Корнелия не ответила. Раб же, переступив с ноги на ногу, робко кашлянул.

—Ты что-то хочешь еще сказать? — понял Цезарь.

—Да... — пробормотал грек. — Расправившись в Риме с живыми, Сулла взялся теперь за мертвых. Перед отъездом он приказал вырыть из могилы прах Мария и разбросать его...

—А моего отца? — вырвалось из груди Корнелии.

Раб опустил глаза, потом добавил:

—И еще он сказал, что вернувшись, возьмется за составление новых проскрипций...

—Что же говорят на рынке об этом чудовище?! — нахмурился Цезарь.

—Разное, — уклончиво ответил раб. — Но чаще всего, что произошло не падение тирании, а смена тиранов...

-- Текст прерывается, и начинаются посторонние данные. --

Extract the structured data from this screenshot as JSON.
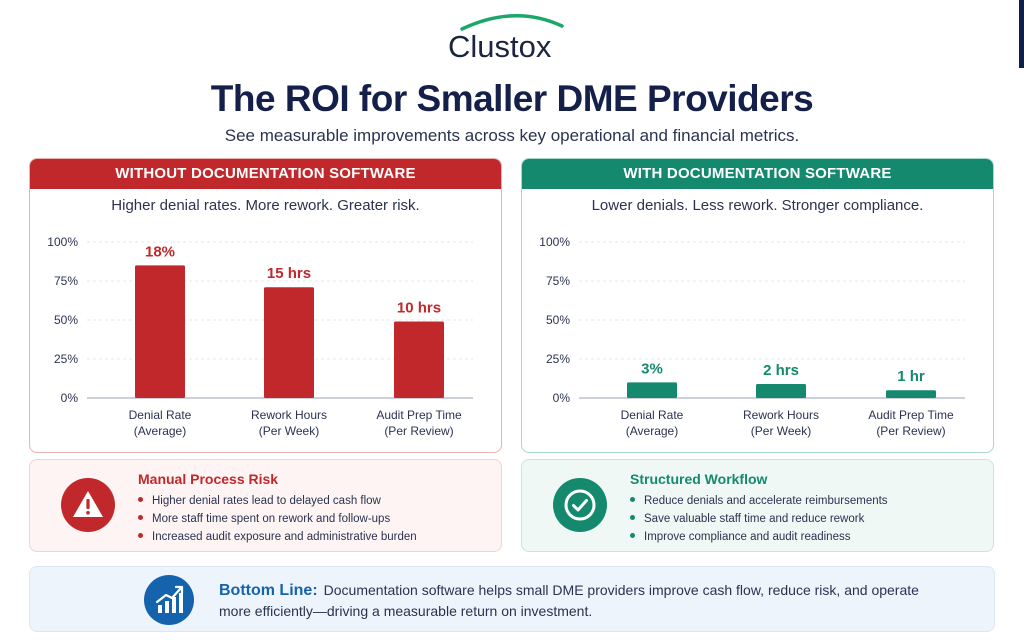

Через два дня Сулла вернулся в Рим. И в день его возвращения Цезарь получил письмо от тетки.

"Милый Гай, — писала Юлия, — думаю, мне нет надобности говорить о том, как я люблю тебя и как искренне желаю помочь тебе. Ты всегда слушался меня, послушайся же и теперь. Немедленно разведись с Корнелией, ибо каждый день, прожитый с нею, может стоить тебе жизни. Зная о твоем отношении к ней, я поначалу не поверила, что ты сразу же не выполнил пожелание диктатора Суллы. Но потом решила, что у тебя немало других дел.

Так отложи их и возьмись за развод, как за самое неотложное из них. До сих пор Сулла не обращал на тебя внимания, потому что у него было много других, более серьезных противников. Теперь же он может вспомнить о тебе и только потому, что ты до сих пор являешься родственником Цинны. Поверь, люди сейчас расплачиваются головой гораздо за меньшее. Прощай и последуй моему последнему совету: проявлять риск и смелость надо лишь в игре в кости. Юлия."

Чуть ниже была приписка, сделанная рукой сестры Цезаря. Очевидно, зная характер своего племянника, Юлия не очень надеялась на силу своего убеждения и взяла в союзники его любимую сестру.

"Гай, милый! — писала она. — Я узнала обо всем от тети и мне до слез жаль Корнелию.

Но я всегда жалела и тебя, ведь ты никогда не любил ее. Недавно я встретила Коссутию, она не замужем, помнит тебя и передает привет. Очень надеется на вашу встречу и все спрашивала у меня, не сильно ли портят ее морщинки на лице, которые появились со дня вашей разлуки. Да, чуть не забыла тебе сказать! Даже Гней Помпей, который сейчас в большом почете у Суллы, согласился по его требованию развестись со своей беременной женой и жениться на его племяннице, — продолжала дальше явно под диктовку Юлии 19 сестра, — и это несмотря на то, что он теперь второй человек в государстве! Так что не очень-то переживай за свое самолюбие..."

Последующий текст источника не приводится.